Tuttavia, è fondamentale considerare che alcuni lassativi possono avere effetti avversi sia sulla madre che sul feto, rendendo necessaria un'attenta valutazione del rapporto rischio-beneficio prima della prescrizione. Gli interventi educazionali sulla nutrizione e l'incoraggiamento all'attività fisica moderata rappresentano quindi l'approccio di prima linea più sicuro ed efficace.

Limiti metodologici e prospettive future

Gli studi analizzati presentano alcune limitazioni metodologiche che devono essere considerate nell'interpretazione dei risultati. Il numero di studi disponibili sulla prevalenza della stitichezza in gravidanza è relativamente limitato, e la maggior parte delle ricerche si concentra su popolazioni specifiche che potrebbero non essere rappresentative di tutte le donne gravide.

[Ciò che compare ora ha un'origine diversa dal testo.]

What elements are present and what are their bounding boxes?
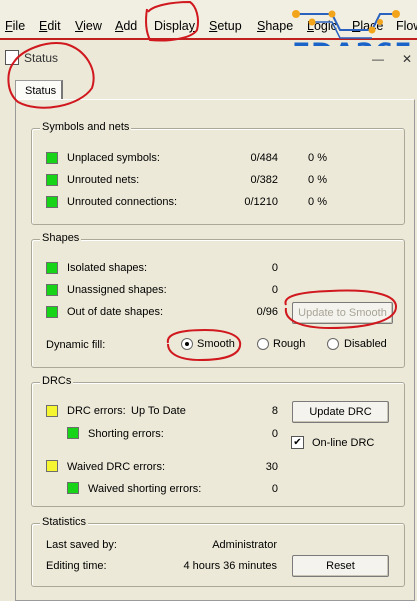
status-indicator-out-of-date-shapes (46, 306, 58, 318)
drc-state-text: Up To Date (131, 405, 186, 417)
checkbox-online-drc[interactable]: ✔ (291, 436, 304, 449)
value-drc-errors: 8 (271, 405, 278, 417)
status-indicator-waived-shorting (67, 482, 79, 494)
group-title-shapes: Shapes (40, 232, 82, 244)
label-unrouted-connections: Unrouted connections: (67, 196, 178, 208)
status-indicator-unrouted-connections (46, 196, 58, 208)
menu-flow[interactable]: Flow (396, 19, 417, 33)
value-shorting-errors: 0 (271, 428, 278, 440)
label-isolated-shapes: Isolated shapes: (67, 262, 148, 274)
update-to-smooth-button[interactable]: Update to Smooth (292, 302, 393, 324)
update-drc-button[interactable]: Update DRC (292, 401, 389, 423)
radio-fill-rough[interactable] (257, 338, 269, 350)
label-drc-errors: DRC errors: (67, 405, 126, 417)
menu-shape[interactable]: Shape (257, 19, 293, 33)
group-title-statistics: Statistics (40, 516, 89, 528)
window-titlebar (0, 46, 417, 68)
reset-button[interactable]: Reset (292, 555, 389, 577)
label-dynamic-fill: Dynamic fill: (46, 339, 106, 351)
menu-file[interactable]: File (5, 19, 25, 33)
window-icon (5, 50, 19, 65)
minimize-icon[interactable]: — (372, 52, 384, 66)
label-waived-drc-errors: Waived DRC errors: (67, 461, 165, 473)
label-fill-rough: Rough (273, 338, 306, 350)
label-fill-disabled: Disabled (344, 338, 387, 350)
group-title-drcs: DRCs (40, 375, 74, 387)
menu-place[interactable]: Place (352, 19, 383, 33)
radio-fill-smooth[interactable] (181, 338, 193, 350)
percent-unrouted-connections: 0 % (308, 196, 327, 208)
menu-setup[interactable]: Setup (209, 19, 242, 33)
value-editing-time: 4 hours 36 minutes (183, 560, 277, 572)
menu-display[interactable]: Display (154, 19, 195, 33)
value-unrouted-connections: 0/1210 (244, 196, 278, 208)
close-icon[interactable]: ✕ (402, 52, 412, 66)
menu-edit[interactable]: Edit (39, 19, 61, 33)
label-fill-smooth: Smooth (197, 338, 235, 350)
label-last-saved: Last saved by: (46, 539, 117, 551)
status-indicator-unrouted-nets (46, 174, 58, 186)
status-indicator-unassigned-shapes (46, 284, 58, 296)
tab-status[interactable]: Status (15, 80, 63, 101)
label-editing-time: Editing time: (46, 560, 107, 572)
value-last-saved: Administrator (212, 539, 277, 551)
menu-bar: File Edit View Add Display Setup Shape L… (0, 0, 417, 40)
status-indicator-drc-errors (46, 405, 58, 417)
label-unassigned-shapes: Unassigned shapes: (67, 284, 167, 296)
status-indicator-waived-drc (46, 460, 58, 472)
percent-unrouted-nets: 0 % (308, 174, 327, 186)
value-unplaced-symbols: 0/484 (250, 152, 278, 164)
window-title: Status (24, 51, 59, 65)
value-out-of-date-shapes: 0/96 (256, 306, 278, 318)
status-indicator-shorting-errors (67, 427, 79, 439)
group-title-symbols-nets: Symbols and nets (40, 121, 132, 133)
menu-logic[interactable]: Logic (307, 19, 337, 33)
label-online-drc: On-line DRC (312, 437, 375, 449)
value-isolated-shapes: 0 (271, 262, 278, 274)
value-waived-shorting-errors: 0 (271, 483, 278, 495)
status-indicator-unplaced (46, 152, 58, 164)
radio-fill-disabled[interactable] (327, 338, 339, 350)
menu-add[interactable]: Add (115, 19, 137, 33)
percent-unplaced-symbols: 0 % (308, 152, 327, 164)
label-unrouted-nets: Unrouted nets: (67, 174, 140, 186)
label-out-of-date-shapes: Out of date shapes: (67, 306, 164, 318)
tab-status-label: Status (25, 85, 57, 97)
value-unassigned-shapes: 0 (271, 284, 278, 296)
value-unrouted-nets: 0/382 (250, 174, 278, 186)
status-indicator-isolated-shapes (46, 262, 58, 274)
value-waived-drc-errors: 30 (265, 461, 278, 473)
label-waived-shorting-errors: Waived shorting errors: (88, 483, 202, 495)
label-shorting-errors: Shorting errors: (88, 428, 164, 440)
menu-view[interactable]: View (75, 19, 102, 33)
label-unplaced-symbols: Unplaced symbols: (67, 152, 160, 164)
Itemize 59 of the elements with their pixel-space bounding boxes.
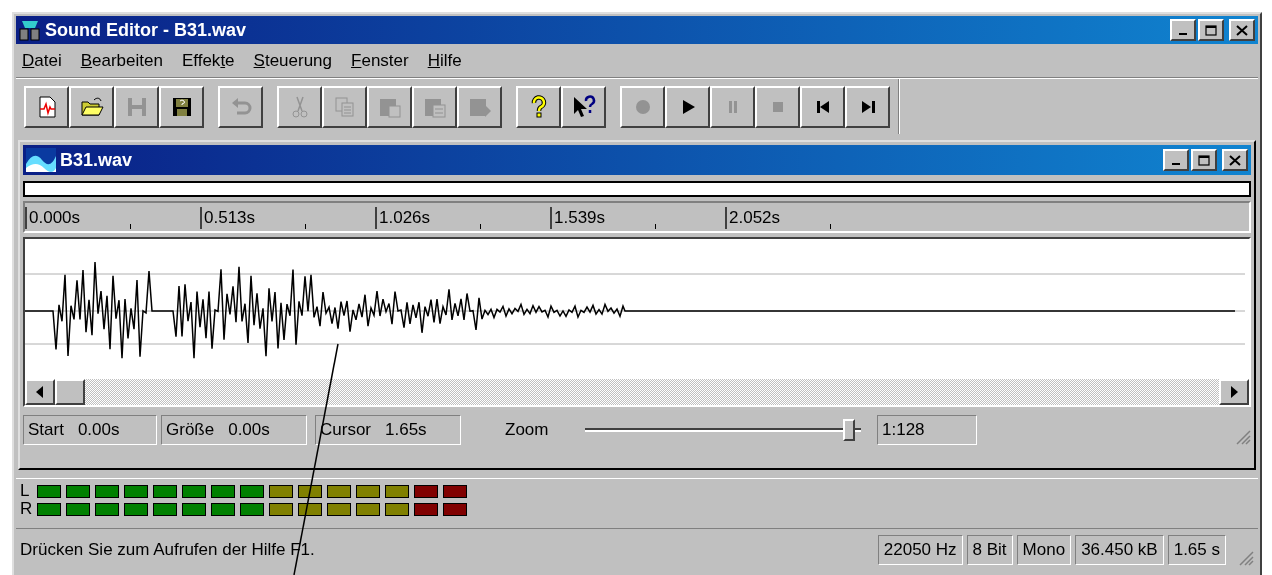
wave-picture-icon <box>26 148 56 172</box>
menu-item[interactable]: Steuerung <box>251 47 335 74</box>
left-arrow-icon <box>36 386 44 398</box>
status-field: 36.450 kB <box>1075 534 1164 565</box>
close-icon <box>1229 154 1241 166</box>
menu-item[interactable]: Effekte <box>179 47 237 74</box>
menu-item[interactable]: Bearbeiten <box>78 47 165 74</box>
channel-label: R <box>20 501 32 517</box>
toolbar-button[interactable] <box>800 85 845 128</box>
toolbar-button[interactable] <box>516 85 561 128</box>
maximize-icon <box>1205 24 1217 36</box>
zoom-reading: 1:128 <box>877 415 977 445</box>
status-field: Mono <box>1016 534 1072 565</box>
status-field: 1.65 s <box>1167 534 1226 565</box>
panel-value: 0.00s <box>228 419 270 442</box>
toolbar-button[interactable] <box>159 85 204 128</box>
status-field: 8 Bit <box>966 534 1013 565</box>
maximize-icon <box>1198 154 1210 166</box>
slider-thumb[interactable] <box>843 419 856 441</box>
ruler-label: 0.000s <box>25 207 81 229</box>
speaker-app-icon <box>19 19 41 41</box>
toolbar-button[interactable] <box>69 85 114 128</box>
scroll-right-button[interactable] <box>1219 379 1249 405</box>
menu-item[interactable]: Hilfe <box>425 47 464 74</box>
minimize-icon <box>1179 33 1187 35</box>
zoom-slider[interactable] <box>585 417 861 443</box>
minimize-button[interactable] <box>1163 149 1189 171</box>
horizontal-scrollbar[interactable] <box>25 379 1249 405</box>
toolbar-button[interactable] <box>24 85 69 128</box>
scroll-thumb[interactable] <box>55 379 85 405</box>
right-arrow-icon <box>1230 386 1238 398</box>
toolbar-button[interactable] <box>561 85 606 128</box>
panel-value: 0.00s <box>77 419 120 442</box>
ruler-label: 1.026s <box>375 207 431 229</box>
toolbar-button[interactable] <box>665 85 710 128</box>
close-button[interactable] <box>1229 19 1255 41</box>
panel-label: Cursor <box>320 419 371 442</box>
close-icon <box>1236 24 1248 36</box>
panel-label: Start <box>28 419 64 442</box>
window-title: Sound Editor - B31.wav <box>45 18 248 42</box>
ruler-label: 1.539s <box>550 207 606 229</box>
panel-value: 1.65s <box>385 419 427 442</box>
maximize-button[interactable] <box>1191 149 1217 171</box>
minimize-icon <box>1172 163 1180 165</box>
close-button[interactable] <box>1222 149 1248 171</box>
zoom-label: Zoom <box>505 419 550 442</box>
channel-label: L <box>20 483 31 499</box>
ruler-label: 0.513s <box>200 207 256 229</box>
menu-item[interactable]: Datei <box>20 47 64 74</box>
panel-label: Größe <box>166 419 215 442</box>
menu-item[interactable]: Fenster <box>349 47 411 74</box>
ruler-label: 2.052s <box>725 207 781 229</box>
maximize-button[interactable] <box>1198 19 1224 41</box>
minimize-button[interactable] <box>1170 19 1196 41</box>
status-field: 22050 Hz <box>877 534 963 565</box>
toolbar-button[interactable] <box>845 85 890 128</box>
scroll-left-button[interactable] <box>25 379 55 405</box>
document-title: B31.wav <box>60 148 134 172</box>
pause-icon <box>728 100 737 113</box>
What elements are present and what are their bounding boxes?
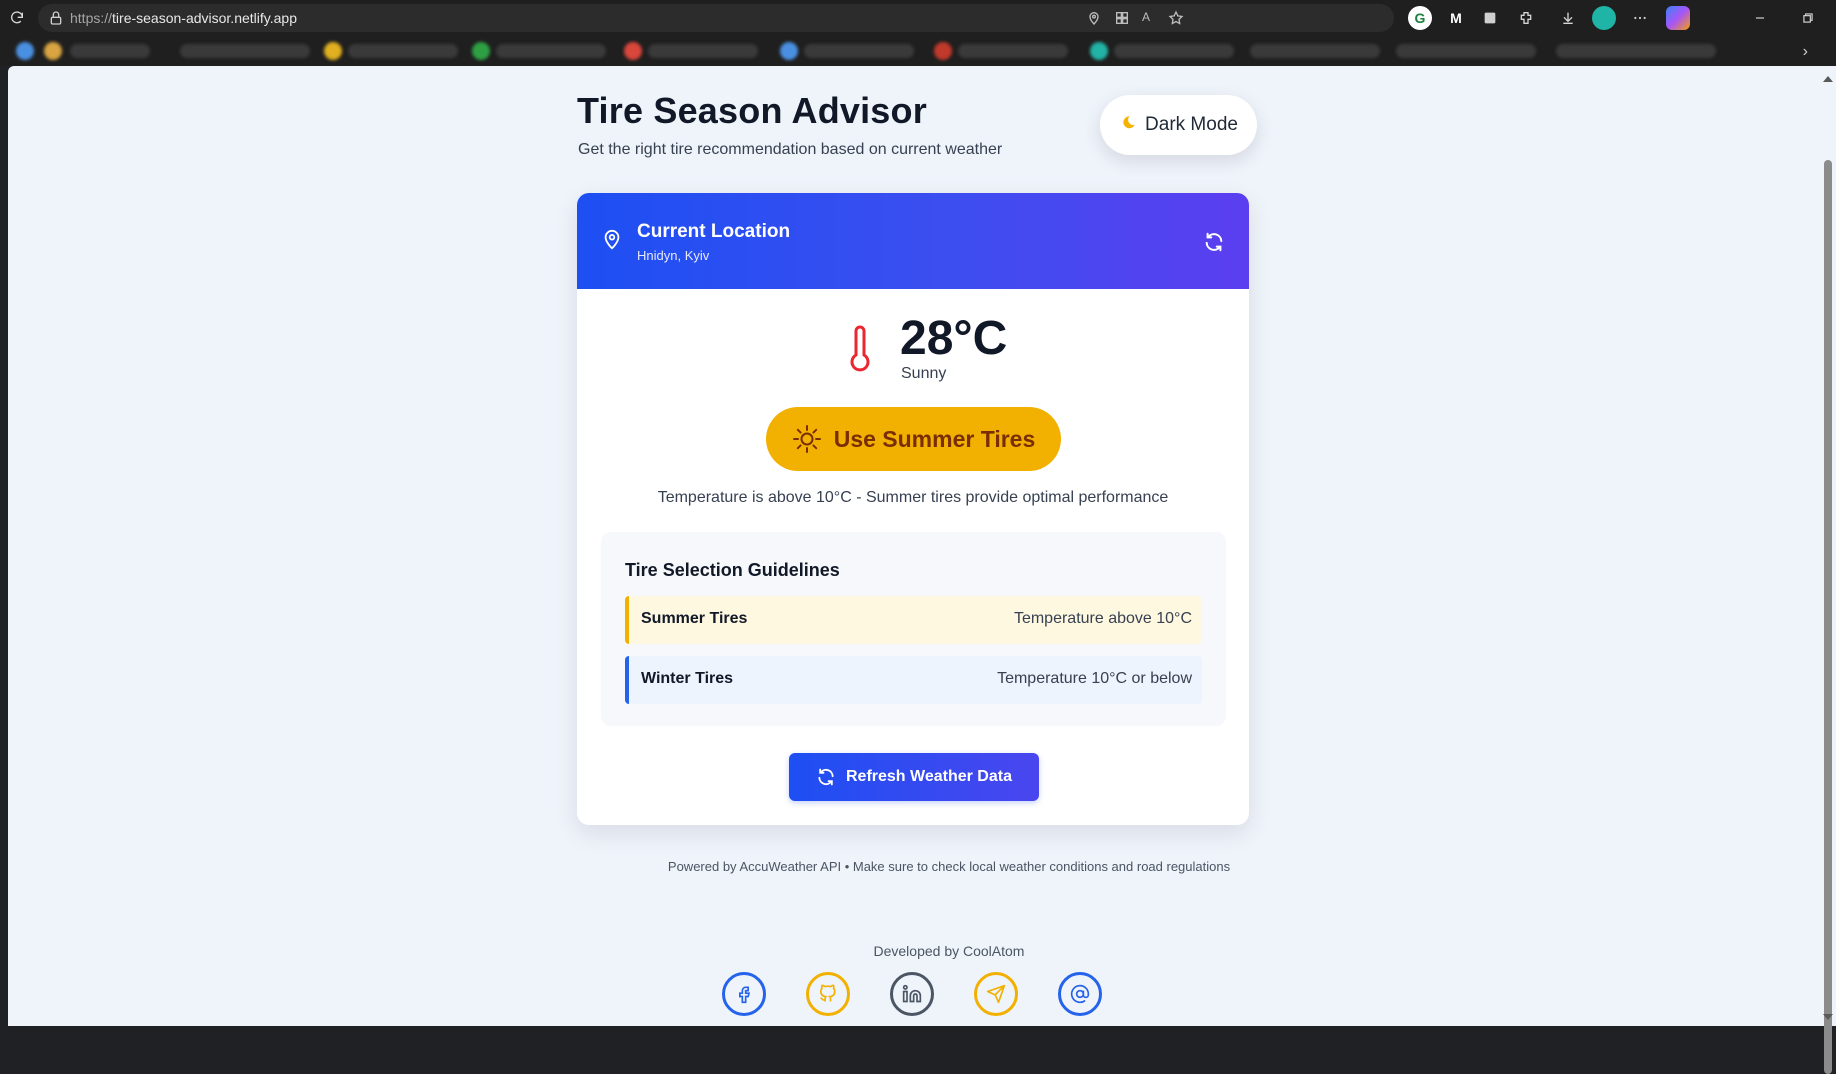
guideline-row-winter: Winter Tires Temperature 10°C or below <box>625 656 1202 704</box>
extensions-puzzle-icon[interactable] <box>1514 6 1538 30</box>
downloads-icon[interactable] <box>1556 6 1580 30</box>
bookmark-item[interactable] <box>1396 44 1536 58</box>
map-pin-icon <box>601 229 623 251</box>
guideline-row-summer: Summer Tires Temperature above 10°C <box>625 596 1202 644</box>
bookmark-favicon-icon[interactable] <box>44 42 62 60</box>
profile-avatar-icon[interactable] <box>1592 6 1616 30</box>
reload-icon[interactable] <box>6 7 28 29</box>
bookmark-item[interactable] <box>180 44 310 58</box>
location-place: Hnidyn, Kyiv <box>637 248 710 263</box>
guideline-name: Winter Tires <box>641 670 734 687</box>
more-menu-icon[interactable] <box>1628 6 1652 30</box>
bookmark-item[interactable] <box>1556 44 1716 58</box>
tire-recommendation-badge: Use Summer Tires <box>766 407 1061 471</box>
guidelines-title: Tire Selection Guidelines <box>625 560 840 580</box>
bookmark-item[interactable] <box>958 44 1068 58</box>
chevron-right-icon[interactable]: › <box>1803 43 1808 61</box>
bookmark-item[interactable] <box>496 44 606 58</box>
lock-icon <box>48 10 64 26</box>
bookmark-favicon-icon[interactable] <box>934 42 952 60</box>
developer-credit: Developed by CoolAtom <box>8 943 1818 959</box>
bookmark-item[interactable] <box>1250 44 1380 58</box>
bookmark-favicon-icon[interactable] <box>324 42 342 60</box>
extension-m-icon[interactable]: M <box>1444 6 1468 30</box>
linkedin-link[interactable] <box>890 972 934 1016</box>
dark-mode-label: Dark Mode <box>1145 114 1238 135</box>
dark-mode-toggle[interactable]: Dark Mode <box>1100 95 1257 155</box>
facebook-link[interactable] <box>722 972 766 1016</box>
weather-condition: Sunny <box>901 365 947 382</box>
temperature-value: 28°C <box>900 312 1008 365</box>
scroll-down-arrow-icon[interactable] <box>1823 1014 1833 1020</box>
favorite-star-icon[interactable] <box>1168 10 1184 26</box>
tire-guidelines-panel: Tire Selection Guidelines Summer Tires T… <box>601 532 1226 726</box>
sun-icon <box>792 424 822 454</box>
address-bar[interactable]: https://tire-season-advisor.netlify.app … <box>38 4 1394 32</box>
thermometer-icon <box>847 325 873 373</box>
location-header: Current Location Hnidyn, Kyiv <box>577 193 1249 289</box>
scrollbar-thumb[interactable] <box>1824 160 1832 1074</box>
grid-icon[interactable] <box>1114 10 1130 26</box>
linkedin-icon <box>902 984 922 1003</box>
powered-by-text: Powered by AccuWeather API • Make sure t… <box>667 859 1231 874</box>
grammarly-extension-icon[interactable]: G <box>1408 6 1432 30</box>
minimize-icon[interactable] <box>1748 6 1772 30</box>
restore-icon[interactable] <box>1796 6 1820 30</box>
bookmark-item[interactable] <box>348 44 458 58</box>
url-scheme: https:// <box>70 10 113 26</box>
email-link[interactable] <box>1058 972 1102 1016</box>
guideline-condition: Temperature above 10°C <box>1013 610 1192 627</box>
bookmark-favicon-icon[interactable] <box>780 42 798 60</box>
copilot-icon[interactable] <box>1666 6 1690 30</box>
page-viewport: Tire Season Advisor Get the right tire r… <box>8 66 1818 1026</box>
bookmark-favicon-icon[interactable] <box>624 42 642 60</box>
bookmark-favicon-icon[interactable] <box>1090 42 1108 60</box>
bookmarks-bar: › <box>0 36 1836 66</box>
bookmark-item[interactable] <box>1114 44 1234 58</box>
moon-icon <box>1119 114 1137 137</box>
scroll-up-arrow-icon[interactable] <box>1823 76 1833 82</box>
extension-square-icon[interactable] <box>1478 6 1502 30</box>
bookmark-item[interactable] <box>804 44 914 58</box>
telegram-link[interactable] <box>974 972 1018 1016</box>
guideline-name: Summer Tires <box>641 610 748 627</box>
refresh-button-label: Refresh Weather Data <box>846 768 1012 785</box>
bookmark-item[interactable] <box>70 44 150 58</box>
developer-credit-text: Developed by CoolAtom <box>873 943 1025 959</box>
refresh-weather-button[interactable]: Refresh Weather Data <box>789 753 1039 801</box>
github-link[interactable] <box>806 972 850 1016</box>
refresh-icon <box>816 767 836 787</box>
read-aloud-icon[interactable]: A <box>1142 10 1158 26</box>
bookmark-favicon-icon[interactable] <box>472 42 490 60</box>
location-icon[interactable] <box>1086 10 1102 26</box>
url-text[interactable]: https://tire-season-advisor.netlify.app <box>70 10 297 26</box>
refresh-icon[interactable] <box>1203 231 1225 253</box>
email-icon <box>1070 984 1090 1004</box>
bookmark-item[interactable] <box>648 44 758 58</box>
browser-toolbar: https://tire-season-advisor.netlify.app … <box>0 0 1836 36</box>
guideline-condition: Temperature 10°C or below <box>997 670 1192 687</box>
facebook-icon <box>739 986 751 1004</box>
recommendation-label: Use Summer Tires <box>833 425 1036 452</box>
powered-by-note: Powered by AccuWeather API • Make sure t… <box>8 859 1818 874</box>
telegram-icon <box>986 984 1006 1004</box>
weather-card: Current Location Hnidyn, Kyiv 28°C Sunny… <box>577 193 1249 825</box>
github-icon <box>819 984 836 1002</box>
page-subtitle: Get the right tire recommendation based … <box>578 141 1003 158</box>
bookmark-favicon-icon[interactable] <box>16 42 34 60</box>
page-scrollbar[interactable] <box>1818 66 1836 1074</box>
url-host: tire-season-advisor.netlify.app <box>112 10 297 26</box>
recommendation-note: Temperature is above 10°C - Summer tires… <box>657 489 1169 506</box>
location-title: Current Location <box>637 221 791 242</box>
page-title: Tire Season Advisor <box>577 90 927 131</box>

L'utilizzo di criteri diagnostici differenti tra gli studi rende difficile il confronto diretto dei risultati e può spiegare in parte l'ampia variabilità osservata. Inoltre, esiste un potenziale bias di selezione, poiché le donne gravide che soffrono di stitichezza potrebbero essere più motivate a partecipare a questi studi, sovrastimando così la prevalenza reale.

Molti studi hanno campioni di dimensioni limitate, il che può aumentare il rischio di errori diagnostici, e la mancanza di gruppi di controllo di donne non gravide in diverse ricerche impedisce un confronto accurato della prevalenza tra popolazioni gravide e non gravide.

Per il futuro, sarebbe auspicabile condurre studi più ampi e standardizzati, utilizzando criteri diagnostici uniformi, per ottenere stime più precise della prevalenza globale e identificare con maggiore precisione i fattori di rischio modificabili su cui intervenire preventivamente.